Ledford, whose job is based in Raleigh, claimed he had an official business reasons for his frequent weekend trips to the region, but provided insufficient documentation to support that claim, according to the audit. State regulations forbid employees to use state cars for commuting or other personal travel.
State Auditor Beth Wood said Ledford, Page and others tried to obstruct her investigation by withholding documents, making misleading statements and telling witnesses not to cooperate.
Wood said Ledford and Page also tried to retaliate against those conducting the probe by lodging complaints and demanding to see the personnel files of the auditor’s staff examining their conduct. She said the audit was triggered by a tip called in to her agency’s fraud, waste and abuse hotline.
“Their use of the state-owned vehicles appears abusive and we recommend that the department consider disciplinary action against the director and the deputy director,” Wood said in a video posted on her agency’s website.
State law requires that the auditor have ready access to government employees.

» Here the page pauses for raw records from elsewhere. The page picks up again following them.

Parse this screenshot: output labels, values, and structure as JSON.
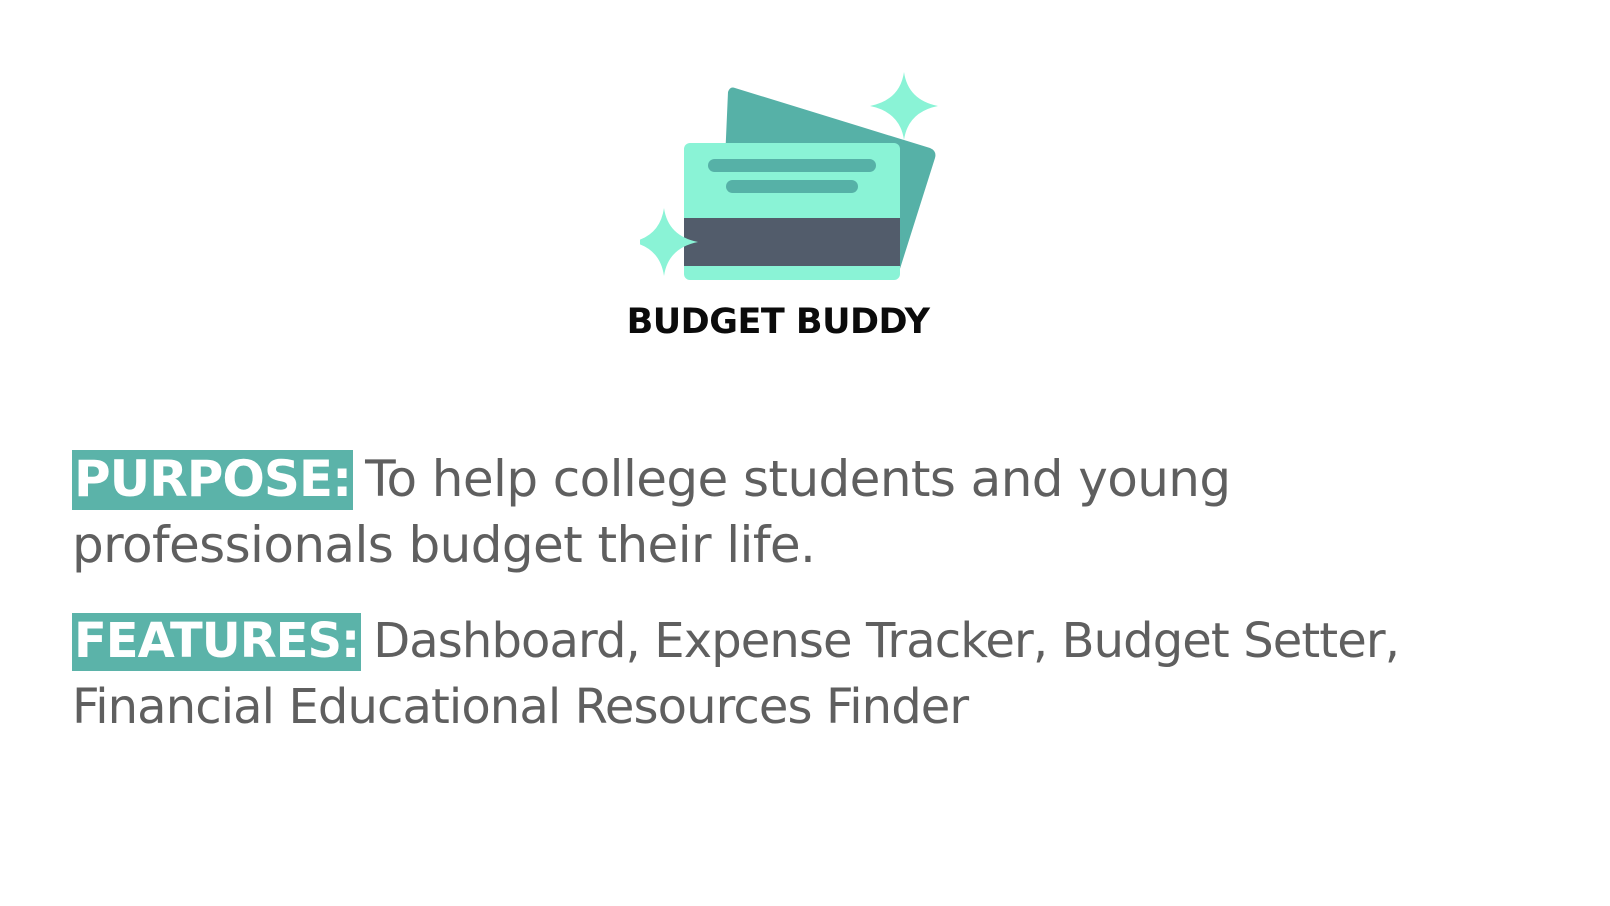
{
  "logo": {
    "icon_name": "credit-cards-sparkle-icon",
    "brand_name": "BUDGET BUDDY"
  },
  "colors": {
    "highlight": "#5bb3a9",
    "card_back": "#56b1a7",
    "card_front": "#8af3d6",
    "card_stripe": "#525c6b",
    "sparkle": "#8af3d6",
    "body_text": "#5f5f5f"
  },
  "purpose": {
    "label": "PURPOSE:",
    "text": "To help college students and young professionals budget their life."
  },
  "features": {
    "label": "FEATURES:",
    "text": "Dashboard, Expense Tracker, Budget Setter, Financial Educational Resources Finder"
  }
}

The law makes it a misdemeanor for someone to interfere “with the performance of any audit, special review, or investigation, or to hinder or obstruct the State Auditor or the State Auditor’s designated representatives in the performance of their duties.”

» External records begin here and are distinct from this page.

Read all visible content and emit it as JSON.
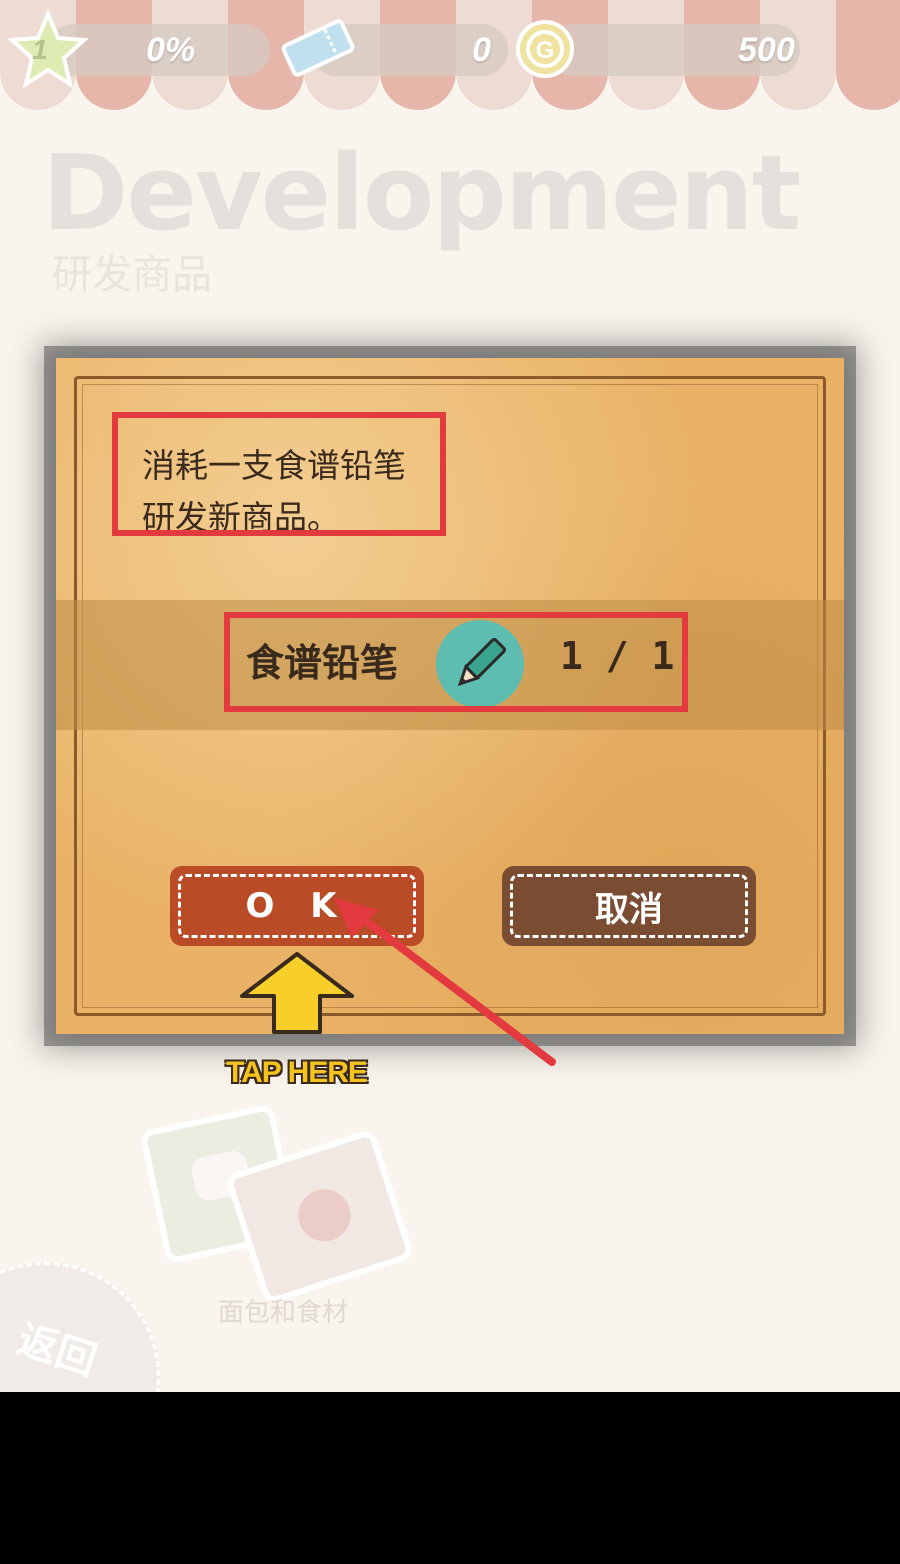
{
  "hud": {
    "level": "1",
    "progress": "0%",
    "tickets": "0",
    "coins": "500"
  },
  "page": {
    "title_en": "Development",
    "title_cn": "研发商品"
  },
  "dialog": {
    "message_line1": "消耗一支食谱铅笔",
    "message_line2": "研发新商品。",
    "resource_label": "食谱铅笔",
    "resource_count": "1 / 1",
    "ok_label": "O K",
    "cancel_label": "取消"
  },
  "hint": {
    "tap_text": "TAP HERE"
  },
  "category": {
    "label": "面包和食材"
  },
  "nav": {
    "back_label": "返回"
  },
  "colors": {
    "highlight": "#e23a3f",
    "ok_button": "#b94b27",
    "cancel_button": "#7a4d32",
    "dialog_bg": "#e9b266"
  }
}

The former sheriff of Madison County, Ledford was appointed by Democratic Gov. Beverly Perdue in 2009 to lead the ALE after his predecessor retired following a scandal involving missing guns and questionable spending. With about 100 full-time agents, the agency’s primary responsibility is to enforce state laws on the purchase and sale of alcoholic beverages.
A request for comment from Gov. Perdue about the audit’s findings received no immediate response.
A request for comment from Ledford was declined by Patty McQuillan, spokeswoman for the Department of Public Safety.
McQuillan also rebuffed an interview request from the Associate Press to Ledford’s supervisor, Public Safety Secretary Reuben F. Young.
In a letter included with the audit report, Young stood by Ledford, rejecting the auditor’s findings and denying his agency had attempted to obstruct the investigation. The agency was simply trying to be judicious in the release of information protected by state personnel privacy restrictions, Young said.
“During the course of investigation, it became increasingly clear that the inquiry was more focused on the employees than the processes,” Young wrote.
As for the auditor’s conclusion Ledford and Page couldn’t provide a legitimate business purpose for the weekly trips, Young said it was not the responsibility of the state employees to disprove allegations made to the auditor’s hotline.
“Given that your investigation failed to substantiate any violation by our employees of state law or policy with regard to the use of state-owned vehicles, your recommendation that we consider taking appropriate disciplinary action against the director and deputy director is manifestly inappropriate.”